I really feel sorry for Jimmy Adams, the hurt expression on his face, his best efforts not to explode in disgust shows a captain at the end of his tether. He does all that is humanly possible to motivate the team and now believes that a consultant should be brought in. When a team gets accustomed to losing, there is nothing that a consultant can do. There has to be basic talent before self-belief enters into the equation.
There are a number of factors involved in the eclipse of the West Indies. The youngsters, influenced by American television channels, which is what the West Indies get, are drawn to basketball. The West Indians have the height and the physique for it and making it big time in basketball is far more, is infinitely more rewarding financially. Then there are the tugs of different nationalisms and in a sense the situation is far worse than it is in the subcontinent where regionalism and ethnicity play their own divisive role. Only in cricket does the West Indies exist as the West Indies. In all other sports, they compete as individual countries as they did in the Olympic Games.
There is no other country that exploits home advantage the way that Australia does and which makes beating Australia in Australia immensely difficult. It starts with the itinerary. The first two test matches are invariably at Brisbane and Perth or Perth and Brisbane.
Perth, of course, is the fast bowler's dream wicket with its extra bounce and in Brisbane the ball seams about. Australia has the bowlers to exploit the conditions to the hilt and they are able to secure an early advantage and the visitors find themselves on the backfoot.
The Australians also have a pretty good idea of how their wickets will play, wicket-preparation not being a hit and miss affair. Australia's cricket is the best organised in the world with a domestic format superior to the English county system. They opt for quality rather than quantity. Add to that the tremendous pride they feel in donning the green, baggy cap.
There is no doubt that Australia is the best team in the world in both versions of the game and the present side under Steve Waugh can be compared favourably with Don Bradman's 1948 Australians. The key is that they have achieved a perfect balance between technology and human endurance.
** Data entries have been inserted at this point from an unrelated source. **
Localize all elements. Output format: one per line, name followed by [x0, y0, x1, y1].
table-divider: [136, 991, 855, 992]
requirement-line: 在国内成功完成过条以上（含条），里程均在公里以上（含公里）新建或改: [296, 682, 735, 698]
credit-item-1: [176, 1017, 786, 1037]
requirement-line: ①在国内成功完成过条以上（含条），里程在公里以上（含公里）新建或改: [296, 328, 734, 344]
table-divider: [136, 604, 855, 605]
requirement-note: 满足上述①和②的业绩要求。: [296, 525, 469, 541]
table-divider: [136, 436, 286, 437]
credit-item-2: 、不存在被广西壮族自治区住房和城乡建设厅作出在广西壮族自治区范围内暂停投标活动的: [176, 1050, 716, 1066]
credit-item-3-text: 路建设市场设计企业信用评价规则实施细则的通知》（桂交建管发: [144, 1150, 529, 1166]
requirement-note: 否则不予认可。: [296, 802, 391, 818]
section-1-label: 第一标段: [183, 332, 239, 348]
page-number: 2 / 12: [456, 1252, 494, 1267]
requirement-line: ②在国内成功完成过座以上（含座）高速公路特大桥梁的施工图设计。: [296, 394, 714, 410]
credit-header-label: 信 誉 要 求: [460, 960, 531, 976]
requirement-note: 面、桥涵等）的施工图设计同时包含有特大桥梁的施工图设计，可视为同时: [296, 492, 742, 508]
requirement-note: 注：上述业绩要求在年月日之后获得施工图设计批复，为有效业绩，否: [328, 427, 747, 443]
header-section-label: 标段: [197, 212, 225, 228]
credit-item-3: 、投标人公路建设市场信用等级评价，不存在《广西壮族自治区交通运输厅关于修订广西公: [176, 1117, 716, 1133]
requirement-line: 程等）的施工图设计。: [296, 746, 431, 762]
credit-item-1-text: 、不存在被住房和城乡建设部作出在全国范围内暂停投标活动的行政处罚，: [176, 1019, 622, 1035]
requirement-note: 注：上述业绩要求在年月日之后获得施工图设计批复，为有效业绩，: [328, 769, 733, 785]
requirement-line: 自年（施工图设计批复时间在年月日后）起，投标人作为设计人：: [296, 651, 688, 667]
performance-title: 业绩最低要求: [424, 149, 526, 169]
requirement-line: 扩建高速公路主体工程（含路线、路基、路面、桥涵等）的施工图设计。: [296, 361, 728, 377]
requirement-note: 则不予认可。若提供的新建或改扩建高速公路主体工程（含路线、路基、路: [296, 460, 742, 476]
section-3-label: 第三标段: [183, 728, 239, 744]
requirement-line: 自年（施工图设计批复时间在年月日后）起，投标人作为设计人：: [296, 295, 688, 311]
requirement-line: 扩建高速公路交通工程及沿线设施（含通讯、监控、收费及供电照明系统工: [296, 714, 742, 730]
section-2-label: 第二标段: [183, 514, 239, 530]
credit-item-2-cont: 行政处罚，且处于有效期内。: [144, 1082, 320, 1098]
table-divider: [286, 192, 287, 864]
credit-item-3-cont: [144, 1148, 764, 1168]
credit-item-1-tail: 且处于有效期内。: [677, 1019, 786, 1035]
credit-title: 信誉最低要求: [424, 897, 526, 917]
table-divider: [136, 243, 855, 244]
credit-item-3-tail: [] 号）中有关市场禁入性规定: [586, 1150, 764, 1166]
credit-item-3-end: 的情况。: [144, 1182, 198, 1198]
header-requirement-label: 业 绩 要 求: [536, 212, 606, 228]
Like the US elections, India's tour of Pakistan is far from being decided despite a ban on the tour by the Indian government. Efforts are still being made to get the Indian government to reverse what is termed as a harsh decision. The former president of the Board of Control for Cricket in India, Rajsingh Dungarpur is making last ditch efforts. There is also considerable pressure of the cricket public in India. Clearly the Indian government seems to be out of step with its own public opinion.
It also seems illogical to me that India allows its team to play in tournaments like the Asia Cup and the ICC Knockout tournament where India and Pakistan came within a whisker of meeting in the final but seems to object to bilateral ties.
This is like the Curate's egg-good in parts. Either there should be a total ban on cricket relations or cricket should be separated from politics and the two countries be allowed to play against one another. We in Pakistan are keeping our fingers crossed.
As other Indian teams that have toured Pakistan have discovered, the cricket public in Pakistan may be partisan but it enjoys good cricket, as they enjoyed Sunil Gavaskar in the past and will surely look forward to seeing Sachin Tendulkar bat provided he doesn't make too many runs but shows us enough of the flashes of his genius.
I don't think the cricket public of the two countries should be robbed of a simple pleasure. God knows, their lives are hard enough. I count Rajsingh Dungarpur among my friends. He can be pretty persuasive and I hope that he will be able to convince the Indian government not to see the cricket tour with a closed mind.